Comments about record labels resisting the digital revolution. Remarks about how the recording biz must change with the times or go the way of yesteryear’s 8-track tapes and 45 rpm adapters. Yeah, nothing new there.

Except that the remarks weren’t made by an industry watcher or a so-called expert. This time the remarks come from Guy Hands.

Who is Guy Hands? He’s the CEO of Terra Firma, the private equity firm that made news two months ago when it purchased EMI.

In other words, Hands is EMI’s new owner. And he’s not all that pleased with the recording industry’s digital track record.

Hands apparently made his comments in a confidential e-mail sent to staffers, according to Britain’s

“The recorded music industry … has for too long been dependent on how many CDs can be sold,” Hands wrote. “Rather than embracing digitalisation and the opportunities it brings for promotion of product and distribution through multiple channels, the industry has stuck its head in the sand.”

Hands’ comments were in reaction to Radiohead’s latest Internet adventure where the band sells its latest album, In Rainbows, directly to fans in the form of digital downloads.
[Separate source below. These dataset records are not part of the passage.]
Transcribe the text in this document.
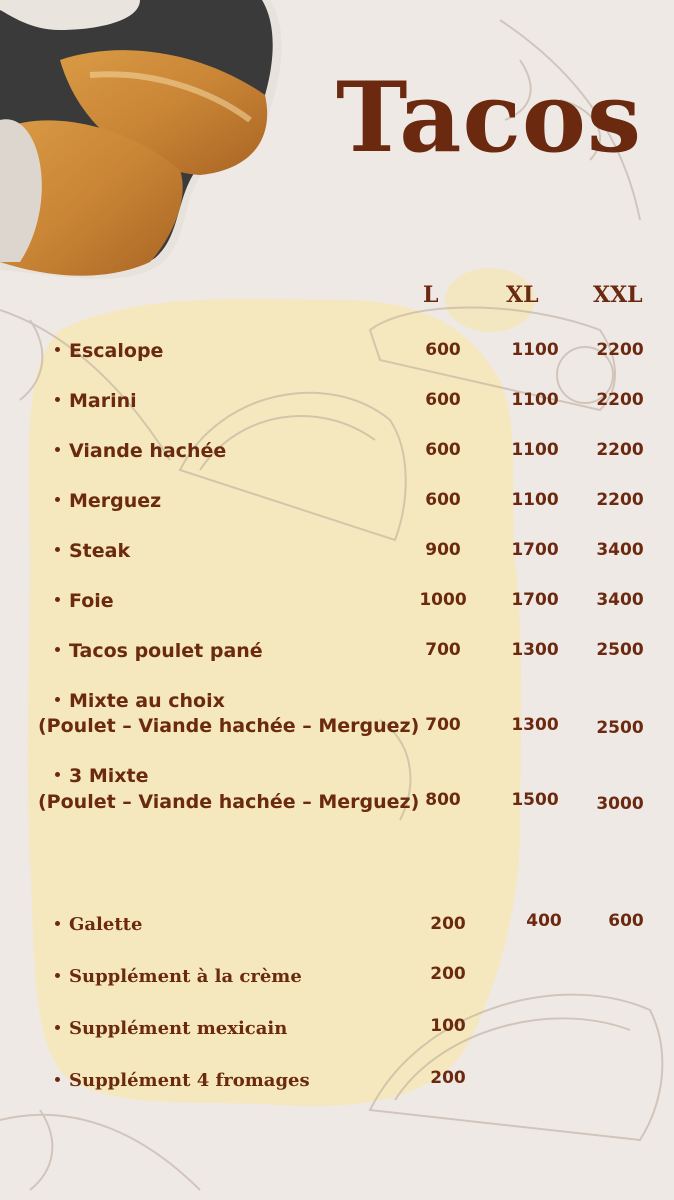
Tacos
L	XL XXL
Escalope	600	1100	2200
Marini	600	1100	2200
Viande hachée	600	1100	2200
Merguez	600	1100	2200
Steak	900	1700	3400
Foie	1000	1700	3400
Tacos poulet pané	700	1300	2500
Mixte au choix
(Poulet – Viande hachée – Merguez) 700	1300	2500
3 Mixte
(Poulet – Viande hachée – Merguez) 800	1500	3000
Galette	200	400	600
Supplément à la crème	200
Supplément mexicain	100
Supplément 4 fromages	200
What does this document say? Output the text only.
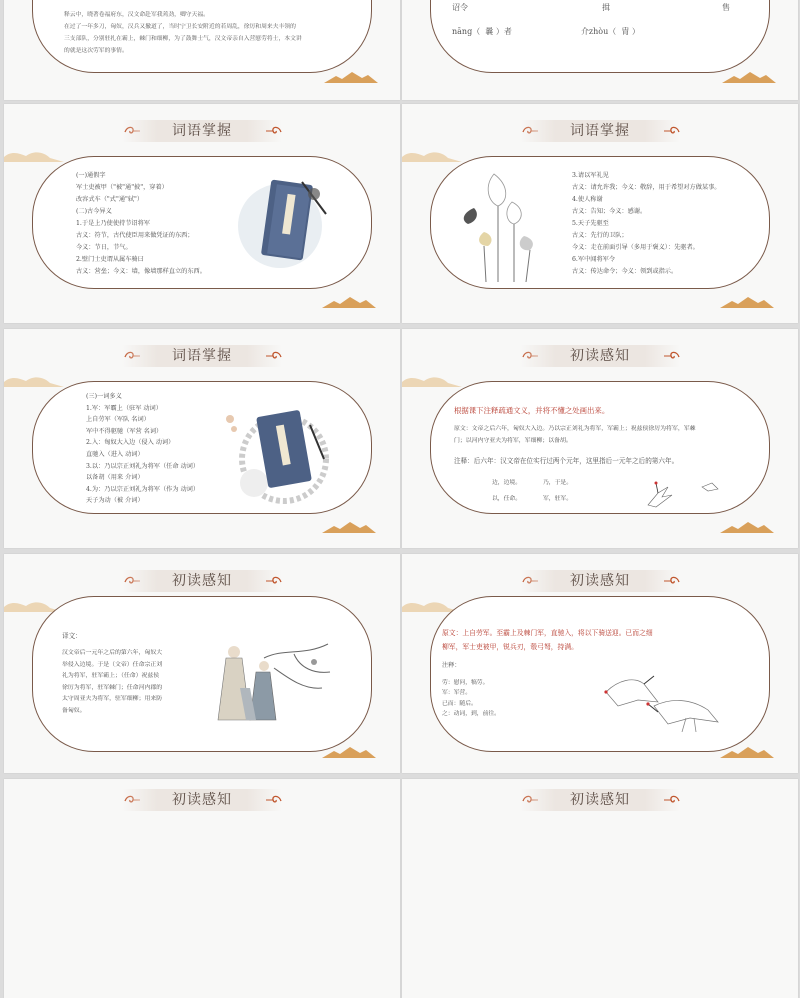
释云中，晓著卷福府东，汉文命赴军我蔫劲，卿守天福。
在过了一年多刀，匈奴，汉兵又撤道了，当时宁卫长安附近的若周乱，徐厉和周来夫丰领的
三支部队，分别驻扎在霸上，棘门和细柳，为了鼓舞士气，汉文帝亲自入营慰劳将士，本文讲
的就是这次劳军的事情。
诏令	揖	售
nāng（ 曩 ）者	介zhòu（ 胄 ）
词语掌握
(一)通假字
军士吏被甲（"被"通"披"，穿着）
改容式车（"式"通"轼"）
(二)古今异义
1.于是上乃使使持节诏将军
古义：符节，古代使臣用来做凭证的东西；
今义：节日，节气。
2.壁门士吏谓从属车骑曰
古义：营垒；今义：墙，像墙那样直立的东西。
词语掌握
3.请以军礼见
古义：请允许我；今义：敬辞，用于希望对方做某事。
4.使人称谢
古义：告知；今义：感谢。
5.天子先驱至
古义：先行的卫队；
今义：走在前面引导（多用于褒义）：先驱者。
6.军中闻将军令
古义：传达命令；今义：领到或指示。
词语掌握
(三)一词多义
1.军：军霸上（驻军 动词）
上自劳军（军队 名词）
军中不得驱驰（军营 名词）
2.入：匈奴大入边（侵入 动词）
直驰入（进入 动词）
3.以：乃以宗正刘礼为将军（任命 动词）
以备胡（用来 介词）
4.为：乃以宗正刘礼为将军（作为 动词）
天子为动（被 介词）
初读感知
根据课下注释疏通文义，并将不懂之处画出来。
原文：文帝之后六年，匈奴大入边。乃以宗正刘礼为将军，军霸上；祝兹侯徐厉为将军，军棘
门；以河内守亚夫为将军，军细柳；以备胡。
注释：后六年：汉文帝在位实行过两个元年，这里指后一元年之后的第六年。
边，边境。	乃，于是。
以，任命。	军，驻军。
初读感知
译文：
汉文帝后一元年之后的第六年，匈奴大
举侵入边境。于是（文帝）任命宗正刘
礼为将军，驻军霸上；（任命）祝兹侯
徐厉为将军，驻军棘门；任命河内郡的
太守周亚夫为将军，驻军细柳；用来防
备匈奴。
初读感知
原文：上自劳军。至霸上及棘门军，直驰入，将以下骑送迎。已而之细
柳军，军士吏被甲，锐兵刃，彀弓弩，持满。
注释：
劳：慰问，犒劳。
军：军营。
已而：随后。
之：动词，到，前往。
初读感知	初读感知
What’s more, Radiohead lets fans pay what they think the new album is worth.

Hands called Radiohead’s marketing ploy “a wake-up call which we should all welcome and respond to with creativity and energy.” He warned that unless the recording industry changes its business practices, such as using profits derived from top-tier artists and bands to subsidize up-and-coming talent, other acts could follow Radiohead’s lead.

Which might happen sooner than later. Trent Reznor recently posted on the Nine Inch Nails Web site that he is finally free of his corporate masters, saying, “… it gives me great pleasure to be able to finally have a direct relationship with the audience as I see fit and appropriate.”

Another recording industry practice Hands wasn’t too thrilled about was giving artists hefty advances in return for a major chunk of sales revenue.

“Why should [established recording artists] subsidize their label’s new talent roster – or for that matter their record company’s excessive expenditures and advances?” Hands asked.

Those tempted to blow off Hands’ remarks as those made by someone who doesn’t understand the recording biz might want to read a statement describing Terra Firma’s investment strategy that appears on the company’s corporate Web site.

“Since its launch in 1994, Terra Firma has focused on buyouts of large, asset-rich businesses – often with complex structural or regulatory issues – which are in need of strategic, operational or management change. It is these attributes, rather than any specific sector, that determines where Terra Firma will invest.”

Kind of explains why they bought a record label, doesn’t it?